Fairtrade challenges an unfair international trading system misleadingly known as Free Trade. It is misleading because those with the power that wealth and monopoly can and do  control the market and impose prices on producers.  Fairtrade gives a better price and secure contracts. Fairtrade also embodies a challenge to a system where multinational companies and power blocs such as the US and the EU insist that countries in the poorer South should open up their markets to tariff-free trade, while continuing to subsidise some of their agricultural products, in particular cotton. 

There is also a financial aspect to the scandal of the international trading system.  Governments in poorer countries with less highly developed tax structures depend on tariffs for income. Shockingly, multi-national companies avoid paying tax in these countries by means of sophisticated shifting of taxable profits, operations, and finance from one country – a developing nation – to another, most probably a tax haven where they pay little or no tax.

Fairtrade acts within this abysmal system to empower small-scale producers in the South. In the current combined disaster of climate change and  the coronavirus,  farmers and workers have been receiving advice and support through their local Fairtrade Producer Network. These Networks operate in Africa, Latin America and Asia, and each body is working hard to understand how the COVID-19 pandemic will affect farmers and workers in their region.

One of Fairtrade’s responses to the pandemic has been to facilitate flexible use of Fairtrade Premium income, to allow farmer co-operatives to buy protective equipment, or take all the Premium as a cash payment to address their immediate daily needs.

There have also been initiatives by Fairtrade producers themselves in Africa and South America.

The current restriction of movement in Uganda has left some community members unable to meet their daily nutritional needs in a region where many already live hand to mouth. In recent weeks, the Fairtrade certified Bukonzo Organic Farmers Cooperative Union Limited has stepped in to support initial government aid for the most vulnerable including the elderly, unwell and informal workers who rely on their day-today earnings.

In Brazil the Fairtrade certified coffee cooperative CAFESUL has used their Fairtrade Premium to provide cleaning supplies, masks, money and coffee to a local elderly home. In addition to this donation, the co-operative has also distributed kits among their members containing cleaning products, protective masks made by CAFESUL women’s group, and a manual prepared by the Secretary of Agriculture with recommendations to prevent the spread of the virus.

In Ghana, Asunafo North Farmers Union, which has 8,108 members spread across 67 communities, has embarked on a series of efforts to protect their communities. They have used their Fairtrade Premium to donate cash and sanitary items to the local municipal offices to be distributed to local communities around Asunafo. They have supplied 600 bottles of locally produced liquid soap for hand washing to help prevent the spread of the virus. Similar initiatives have been taken  on the Ivory Coast,  and one co-operative has used its  Fairtrade Premium to create educational posters for distribution to their members together with  demonstrations on good hand washing.

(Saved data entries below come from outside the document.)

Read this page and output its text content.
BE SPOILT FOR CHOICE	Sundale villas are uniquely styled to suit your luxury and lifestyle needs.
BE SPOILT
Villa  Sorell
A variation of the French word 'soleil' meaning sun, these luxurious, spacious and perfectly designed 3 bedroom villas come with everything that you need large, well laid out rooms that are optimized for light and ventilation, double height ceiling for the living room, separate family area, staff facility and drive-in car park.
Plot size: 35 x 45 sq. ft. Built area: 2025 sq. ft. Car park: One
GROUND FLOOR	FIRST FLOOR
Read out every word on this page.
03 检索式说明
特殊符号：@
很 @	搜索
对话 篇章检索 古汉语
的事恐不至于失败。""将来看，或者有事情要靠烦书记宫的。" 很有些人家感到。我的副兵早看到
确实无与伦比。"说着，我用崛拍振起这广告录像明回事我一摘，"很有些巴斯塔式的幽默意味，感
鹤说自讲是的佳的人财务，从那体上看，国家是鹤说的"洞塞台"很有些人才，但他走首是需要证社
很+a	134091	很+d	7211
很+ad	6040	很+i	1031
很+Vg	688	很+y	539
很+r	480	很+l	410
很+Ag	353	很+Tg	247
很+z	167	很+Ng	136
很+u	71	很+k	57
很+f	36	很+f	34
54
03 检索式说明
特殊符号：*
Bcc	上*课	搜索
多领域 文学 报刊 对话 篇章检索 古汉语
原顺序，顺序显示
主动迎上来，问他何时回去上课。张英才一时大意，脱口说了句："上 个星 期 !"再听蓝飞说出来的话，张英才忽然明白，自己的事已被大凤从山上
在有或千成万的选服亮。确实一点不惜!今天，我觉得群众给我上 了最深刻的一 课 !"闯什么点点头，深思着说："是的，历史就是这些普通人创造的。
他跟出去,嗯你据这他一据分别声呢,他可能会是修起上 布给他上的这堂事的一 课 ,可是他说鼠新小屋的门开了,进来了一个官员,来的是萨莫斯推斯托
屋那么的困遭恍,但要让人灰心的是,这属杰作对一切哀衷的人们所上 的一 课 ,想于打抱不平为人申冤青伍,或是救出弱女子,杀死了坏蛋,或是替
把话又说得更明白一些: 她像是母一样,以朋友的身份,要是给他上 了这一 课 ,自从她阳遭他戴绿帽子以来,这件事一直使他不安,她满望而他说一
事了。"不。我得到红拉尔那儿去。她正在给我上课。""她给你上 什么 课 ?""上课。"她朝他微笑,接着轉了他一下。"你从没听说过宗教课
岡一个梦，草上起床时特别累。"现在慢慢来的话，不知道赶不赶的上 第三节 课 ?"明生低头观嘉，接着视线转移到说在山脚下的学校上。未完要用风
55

In Colombia sixteen Fairtrade certified banana co-operatives joined forces and contributed 55,000 dollars from Fairtrade Premium funds to install a COVID-19 diagnostic centre in the Uraba region, where around 700,000 people live in 11 villages,  and where the main economic activity is banana production.

What we can do is to continue to buy Fairtrade products. Many of you will know about Traidcraft which sells many Fairtrade products, iincluding pasta, a variety of nuts and dried fruits as well as very many choices of coffee, tea and chocolate. Traidcraft is taking orders and sending out sales by post.